Lutter contre les inéga­li­tés per­sis­tantes est une part du tra­vail de ces col­lec­tifs. Une autre est de pro­po­ser une image nou­velle du métier, à l’intention des plus jeunes, des étu­diantes en lycées agri­coles, de toutes celles ten­tées par un retour à la terre… Une image « pas toute rose, mais qui reste dési­rable », de l’avis de Fanny. Et qui le devien­dra de plus en plus si les muta­tions en cours portent leurs fruits. « Vous en bavez, mais vous avez encore l’envie ! » résume une sta­giaire en maraî­chage, bien­tôt diplô­mée, venue assis­ter à la réunion de Teulat. « Dès que tu t’installes dans le coin, tu viens nous voir, insiste Cathy. Tu peux comp­ter sur nous. » Demain voit loin. 


Culture sexiste intensive

Jo, Anouk et Coline sont pay­sannes. Les deux pre­mières tra­vaillent seules, la troi­sième avec son mari.

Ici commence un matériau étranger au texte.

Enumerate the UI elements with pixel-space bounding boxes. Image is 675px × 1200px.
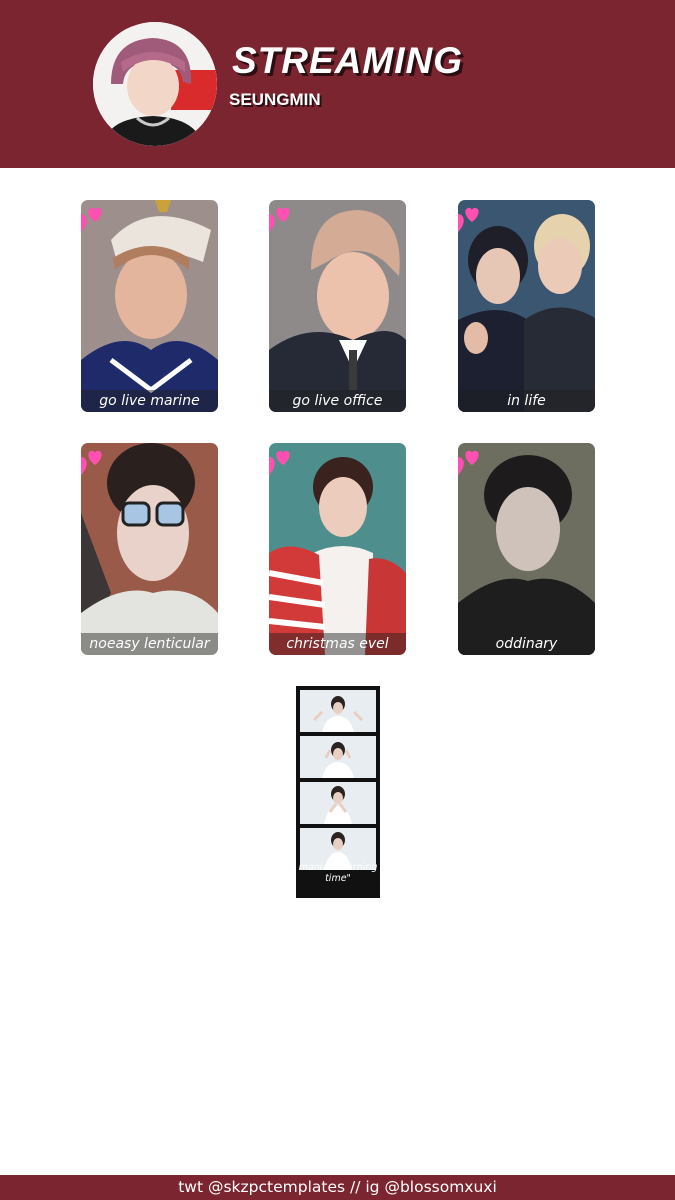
hearts-icon [269,450,290,476]
member-name: SEUNGMIN [229,90,321,109]
hearts-icon [81,450,102,476]
photocard-go-live-office[interactable]: go live office [269,200,406,412]
photocard-christmas-evel[interactable]: christmas evel [269,443,406,655]
photocard-label: noeasy lenticular [81,633,218,655]
photocard-label: go live office [269,390,406,412]
photocard-oddinary[interactable]: oddinary [458,443,595,655]
page-title: STREAMING [232,40,463,81]
film-frame [300,782,376,824]
photocard-in-life[interactable]: in life [458,200,595,412]
film-frame [300,690,376,732]
hearts-icon [81,207,102,233]
photocard-noeasy-lenticular[interactable]: noeasy lenticular [81,443,218,655]
photocard-label: in life [458,390,595,412]
filmstrip-maniac[interactable]: maniac "burning time" [296,686,380,898]
photocard-label: oddinary [458,633,595,655]
hearts-icon [458,207,479,233]
photocard-label: christmas evel [269,633,406,655]
header-banner: STREAMING SEUNGMIN [0,0,675,168]
photocard-go-live-marine[interactable]: go live marine [81,200,218,412]
filmstrip-label: maniac "burning time" [298,862,378,884]
footer-credit: twt @skzpctemplates // ig @blossomxuxi [0,1175,675,1200]
hearts-icon [269,207,290,233]
film-frame [300,736,376,778]
hearts-icon [458,450,479,476]
profile-avatar [93,22,217,146]
photocard-label: go live marine [81,390,218,412]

Constamment, on leur demande « Où est le patron ? » Elles encaissent réflexions machistes des client·es au mar­ché et com­men­taires pater­na­listes des anciens, serrent les dents en enten­dant à la Chambre d’agriculture qu’il faut des « couilles pour inves­tir ». Mais retrouvent la niaque au contact les unes des autres, de leurs bre­bis, de leurs abeilles, de la nature qui s’éveille au prin­temps et s’endort l’hiver. 

Écrite à douze mains, pen­dant trois ans, par une des­si­na­trice et cinq pay­sannes en acti­vi­té en Ardèche et dans le Briançonnais, la BD invente trois héroïnes dont les dia­logues sont « tous issus de témoi­gnages recueillis ou de [leurs] propres vécus ». Un récit pré­cieux car direct – sans inter­mé­diaire : elles y tiennent ! –, mili­tant, déca­pant, et une ode à l’émancipation qui leur vaut déjà de nom­breux retours enthou­siastes de leurs consœurs, assez ravies que leur voix soit por­tée, qui plus est sous une forme belle et accessible. 

Il est où le patron ? Chroniques de pay­sannes, de Maud Bénézit & Les Paysannes en polaire. Éd. Marabulles.